Почему-то на бегу я опять вообразил себе несущегося по лесу Льва Николаевича. Нет, лучше Салтыкова-Щедрина, которого мои школьные приятели называли просто – Щедрищин. Да, воображаю себе, как он, бывший генерал-губернатор, махая лопатистой бородой, кричит:

– Воруют, все воруют!

И поделом.

Я думаю о Толстом: всё же я приехал в Ясную Поляну, а не в какую-то заштатную Карабиху или Спас-Клепики. (Тут я запнулся и напомнил самому себе, что обязательно нужно рассказать про Спас-Клепики.)

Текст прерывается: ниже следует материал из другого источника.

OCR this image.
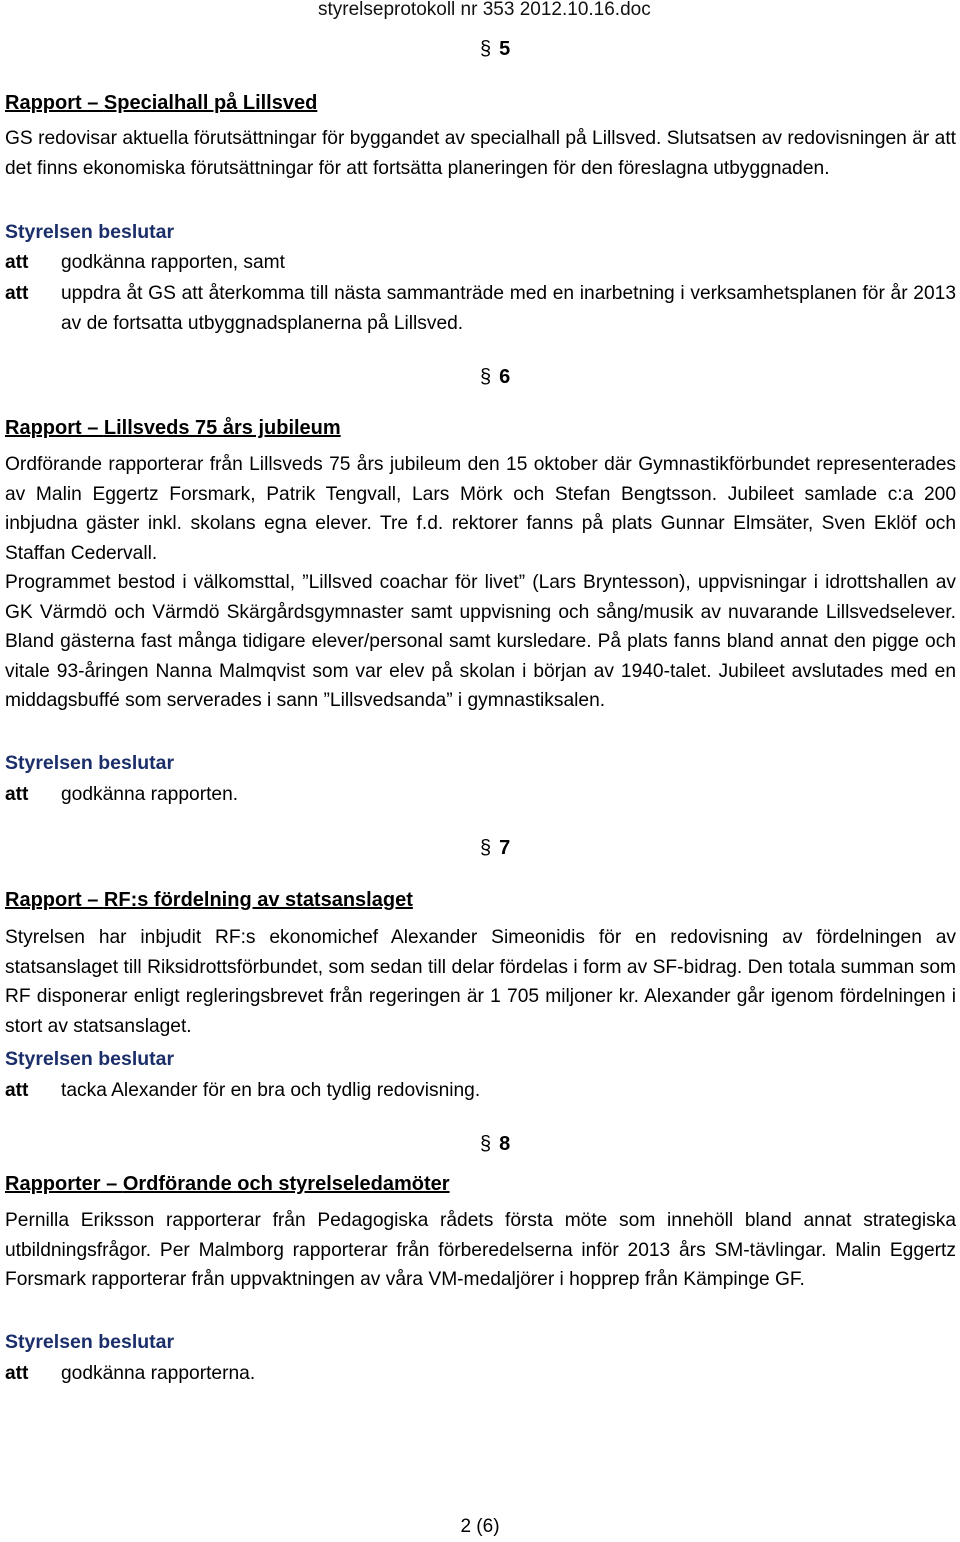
styrelseprotokoll nr 353 2012.10.16.doc
§ 5
Rapport – Specialhall på Lillsved

GS redovisar aktuella förutsättningar för byggandet av specialhall på Lillsved. Slutsatsen av redovisningen är att det finns ekonomiska förutsättningar för att fortsätta planeringen för den föreslagna utbyggnaden.

Styrelsen beslutar
att	godkänna rapporten, samt
att	uppdra åt GS att återkomma till nästa sammanträde med en inarbetning i verksamhetsplanen för år 2013 av de fortsatta utbyggnadsplanerna på Lillsved.
§ 6
Rapport – Lillsveds 75 års jubileum

Ordförande rapporterar från Lillsveds 75 års jubileum den 15 oktober där Gymnastikförbundet representerades av Malin Eggertz Forsmark, Patrik Tengvall, Lars Mörk och Stefan Bengtsson. Jubileet samlade c:a 200 inbjudna gäster inkl. skolans egna elever. Tre f.d. rektorer fanns på plats Gunnar Elmsäter, Sven Eklöf och Staffan Cedervall.

Programmet bestod i välkomsttal, ”Lillsved coachar för livet” (Lars Bryntesson), uppvisningar i idrottshallen av GK Värmdö och Värmdö Skärgårdsgymnaster samt uppvisning och sång/musik av nuvarande Lillsvedselever. Bland gästerna fast många tidigare elever/personal samt kursledare. På plats fanns bland annat den pigge och vitale 93-åringen Nanna Malmqvist som var elev på skolan i början av 1940-talet. Jubileet avslutades med en middagsbuffé som serverades i sann ”Lillsvedsanda” i gymnastiksalen.

Styrelsen beslutar
att	godkänna rapporten.
§ 7
Rapport – RF:s fördelning av statsanslaget

Styrelsen har inbjudit RF:s ekonomichef Alexander Simeonidis för en redovisning av fördelningen av statsanslaget till Riksidrottsförbundet, som sedan till delar fördelas i form av SF-bidrag. Den totala summan som RF disponerar enligt regleringsbrevet från regeringen är 1 705 miljoner kr. Alexander går igenom fördelningen i stort av statsanslaget.

Styrelsen beslutar
att	tacka Alexander för en bra och tydlig redovisning.
§ 8
Rapporter – Ordförande och styrelseledamöter

Pernilla Eriksson rapporterar från Pedagogiska rådets första möte som innehöll bland annat strategiska utbildningsfrågor. Per Malmborg rapporterar från förberedelserna inför 2013 års SM-tävlingar. Malin Eggertz Forsmark rapporterar från uppvaktningen av våra VM-medaljörer i hopprep från Kämpinge GF.

Styrelsen beslutar
att	godkänna rapporterna.
2 (6)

Верил ли он сам в то, что мир можно переменить? Нет, мы все в это верим, но как-то отчасти, не полностью, не в каждом дыхании, а вот он как? Зачем ему все эти утренние забавы помещика? Зачем весь этот босоногий пахотный образ? Зачем неприличное писателю возмущение общественными нравами? Я, кстати, заметил, что как только писатель начинает кого-нибудь обличать, а хуже того, изъявляет желание пахать землю или встать к какому-то загадочному станку, его литературный путь заканчивается.

Хотя нет… Тут я в испуге остановился.

А вдруг этот помещик, про взгляды которого у школьной доски обязательно нужно было прибавить непонятные слова «юродствующий во Христе», оказался прав? Вдруг?

И между прочим, я давно замечал за собой желание опроститься, очиститься для лучшей жизни…

Тут выныривает откуда-то из-за куста моя эфемерная знакомая. Фу, не буду я на неё смотреть, не буду смотреть на её тонкие музыкальные пальцы с аккуратными ногтями, на её французскую кофточку, на стройные лодыжки.

– А ты не хочешь ли, – говорю я ей, – заняться мозольным трудом, а?

Лик моей спутницы растворяется в заповедной растительности.

Скоро за деревьями показались белые строения.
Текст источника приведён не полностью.